I don't know when it was - I think a few months ago, I was sitting around thinking, which you know I rarely do. This is going to sound goofy, but I think for the first time, I understood what I'd been doing, and I finally started thinking of you as a normal human being, and not this ideal (I think I'm phrasing that wrong, but I hope you get what I mean.) I understood that of course you, like anyone else, had flaws - but it only served to contextualise everything great you did and you are.

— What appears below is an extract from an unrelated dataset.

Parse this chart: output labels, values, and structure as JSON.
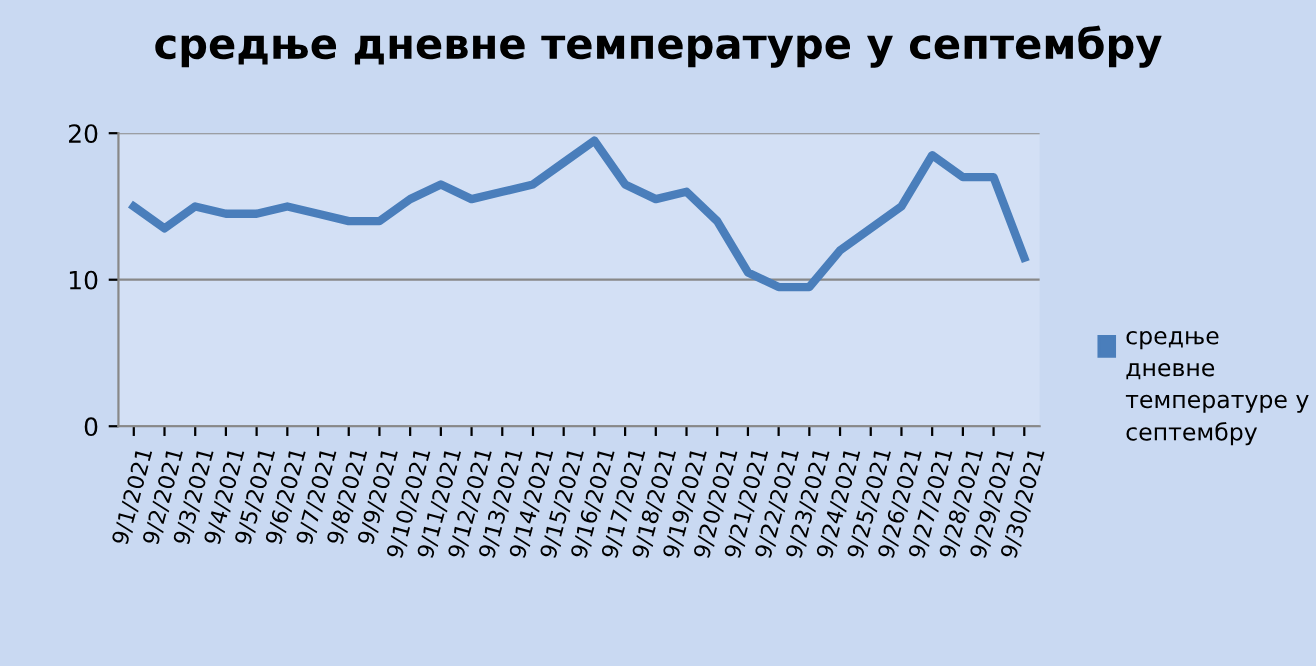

It made me appreciate all your strengths - how sweet, how loving you are, how cute your laugh is, how easy it is to love you - because you're just like anyone else, and you're still such a great girlfriend.

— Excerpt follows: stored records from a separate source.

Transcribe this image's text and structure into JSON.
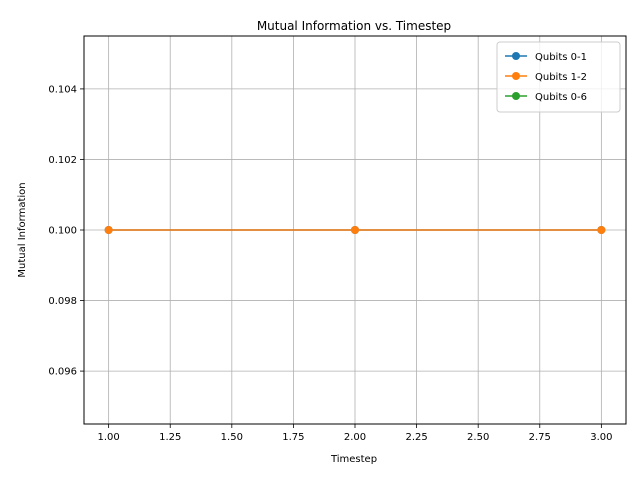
{
  "chart_data": {
    "type": "line",
    "title": "Mutual Information vs. Timestep",
    "xlabel": "Timestep",
    "ylabel": "Mutual Information",
    "xlim": [
      0.9,
      3.1
    ],
    "ylim": [
      0.0945,
      0.1055
    ],
    "xticks": [
      1.0,
      1.25,
      1.5,
      1.75,
      2.0,
      2.25,
      2.5,
      2.75,
      3.0
    ],
    "xtick_labels": [
      "1.00",
      "1.25",
      "1.50",
      "1.75",
      "2.00",
      "2.25",
      "2.50",
      "2.75",
      "3.00"
    ],
    "yticks": [
      0.096,
      0.098,
      0.1,
      0.102,
      0.104
    ],
    "ytick_labels": [
      "0.096",
      "0.098",
      "0.100",
      "0.102",
      "0.104"
    ],
    "grid": true,
    "legend_position": "top-right",
    "x": [
      1,
      2,
      3
    ],
    "series": [
      {
        "name": "Qubits 0-1",
        "values": [
          0.1,
          0.1,
          0.1
        ],
        "color": "#1f77b4"
      },
      {
        "name": "Qubits 1-2",
        "values": [
          0.1,
          0.1,
          0.1
        ],
        "color": "#ff7f0e"
      },
      {
        "name": "Qubits 0-6",
        "values": [
          null,
          null,
          null
        ],
        "color": "#2ca02c"
      }
    ]
  }
}
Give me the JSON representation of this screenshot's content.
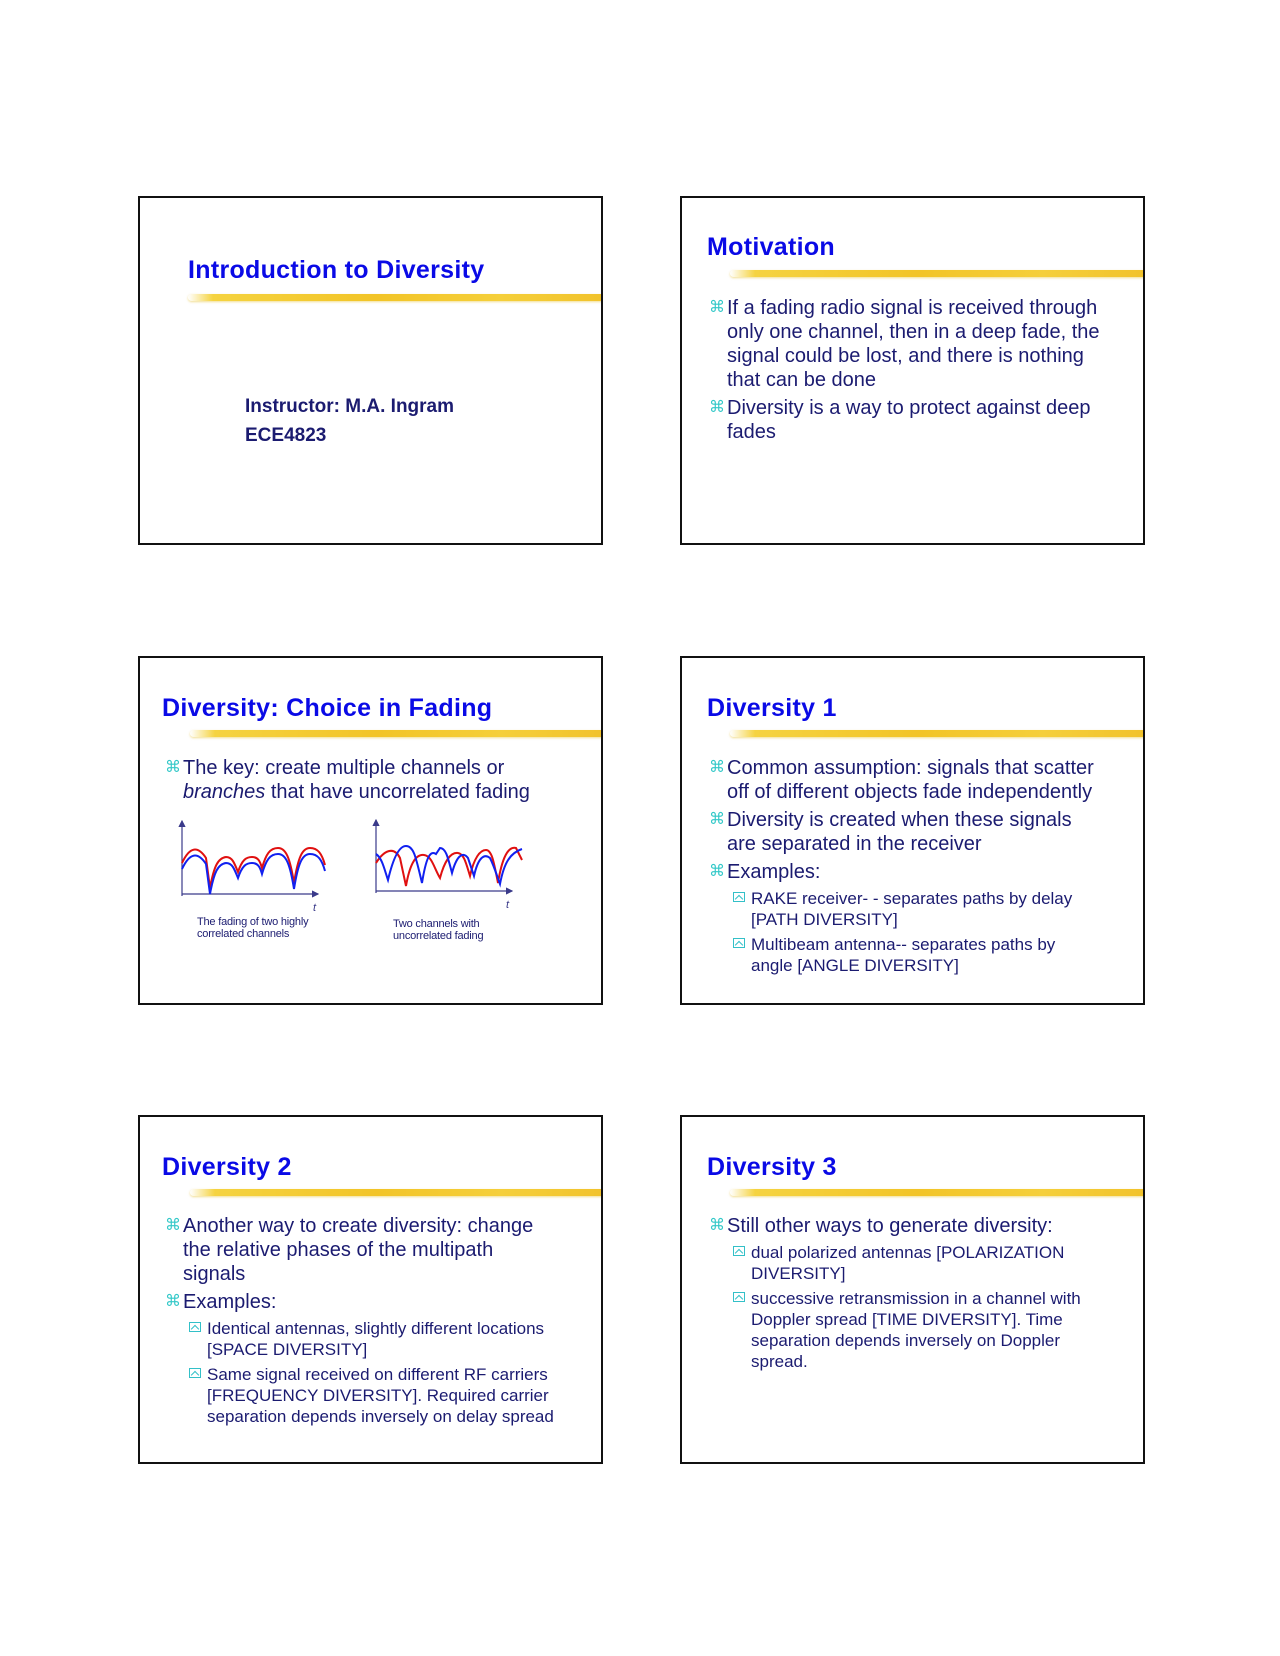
{
  "slides": [
    {
      "title": "Introduction to Diversity",
      "instructor": "Instructor: M.A. Ingram",
      "course": "ECE4823"
    },
    {
      "title": "Motivation",
      "bullets": [
        {
          "lines": [
            "If a fading radio signal is received through",
            "only one channel, then in a deep fade, the",
            "signal could be lost, and there is nothing",
            "that can be done"
          ]
        },
        {
          "lines": [
            "Diversity is a way to protect against deep",
            "fades"
          ]
        }
      ]
    },
    {
      "title": "Diversity: Choice in Fading",
      "bullet_line1": "The key: create multiple channels or",
      "bullet_line2_italic": "branches",
      "bullet_line2_rest": " that have uncorrelated fading",
      "figure_left": {
        "axis_label": "t",
        "caption": [
          "The fading of two highly",
          "correlated channels"
        ]
      },
      "figure_right": {
        "axis_label": "t",
        "caption": [
          "Two channels with",
          "uncorrelated fading"
        ]
      },
      "series_colors": {
        "channel_a": "#e01010",
        "channel_b": "#1020f0"
      }
    },
    {
      "title": "Diversity  1",
      "bullets": [
        {
          "lines": [
            "Common assumption: signals that scatter",
            "off of different objects fade independently"
          ]
        },
        {
          "lines": [
            "Diversity is created when these signals",
            "are separated in the receiver"
          ]
        },
        {
          "lines": [
            "Examples:"
          ],
          "sub": [
            {
              "lines": [
                "RAKE receiver- - separates paths by delay",
                "[PATH DIVERSITY]"
              ]
            },
            {
              "lines": [
                "Multibeam antenna--  separates paths by",
                "angle [ANGLE DIVERSITY]"
              ]
            }
          ]
        }
      ]
    },
    {
      "title": "Diversity 2",
      "bullets": [
        {
          "lines": [
            "Another way to create diversity: change",
            "the relative phases of the multipath",
            "signals"
          ]
        },
        {
          "lines": [
            "Examples:"
          ],
          "sub": [
            {
              "lines": [
                "Identical antennas, slightly different locations",
                "[SPACE DIVERSITY]"
              ]
            },
            {
              "lines": [
                "Same signal received on different RF carriers",
                "[FREQUENCY DIVERSITY].  Required carrier",
                "separation depends inversely on delay spread"
              ]
            }
          ]
        }
      ]
    },
    {
      "title": "Diversity  3",
      "bullets": [
        {
          "lines": [
            "Still other ways to generate diversity:"
          ],
          "sub": [
            {
              "lines": [
                "dual polarized antennas [POLARIZATION",
                "DIVERSITY]"
              ]
            },
            {
              "lines": [
                "successive retransmission in a channel with",
                "Doppler spread [TIME DIVERSITY]. Time",
                "separation depends inversely on Doppler",
                "spread."
              ]
            }
          ]
        }
      ]
    }
  ],
  "colors": {
    "title": "#0a0ae6",
    "text": "#1b1b70",
    "bullet": "#33c8c8",
    "highlight": "#f2c427"
  }
}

This is a little like that meme that says "man does shrooms and discovers empathy", I know - and it's embarassingly a little true for me - but its "man dates Aneilia and discovers empathy". Sometimes I think when I was younger, I was an automaton who only had like 3 emotions - (hungry/thirsty/tired/sad, happy, horny). Getting older - and of course meeting you, it's like I've unlocked 30 new ones and sometimes it confuses and scares me. I don't think I had it in me to get jealous before, or find things cute, or want to keep someone safe and happy like I do with you. Not to be too cliche, but it was like living in black and white before you .
It would mean so much to me if we stayed together for a long time - but even if we don't, I want you to know how grateful I am for you. There are so many little things about you, things you've said - that have fundamentally wormed into my brain and I'll always keep those fondly.
My clothes are in the washing machine right now - my mum used to always tell me you have to put two washing pods to make sure the clothes are properly clean - sometime last year, I think you saw me putting 2 pods into my circuit laundry, and you told me that one pod is more than enough. You were right, as always, and it's dumb shit like this that I think about all the time. Every aspect of my life is now coloured with a little bit of Aneilia - and with my autisticly good memory, I don't know if that'll change for a long time.
Every day I find you more beautiful and I really do love you more. I hope you're having a great day today, and you can feel how much I love you. At the bottom of this page is the first spotify playlist I made for you - I've been listening to it a lot recently. We should make a new one together, so I can listen to it and think of you when we're apart.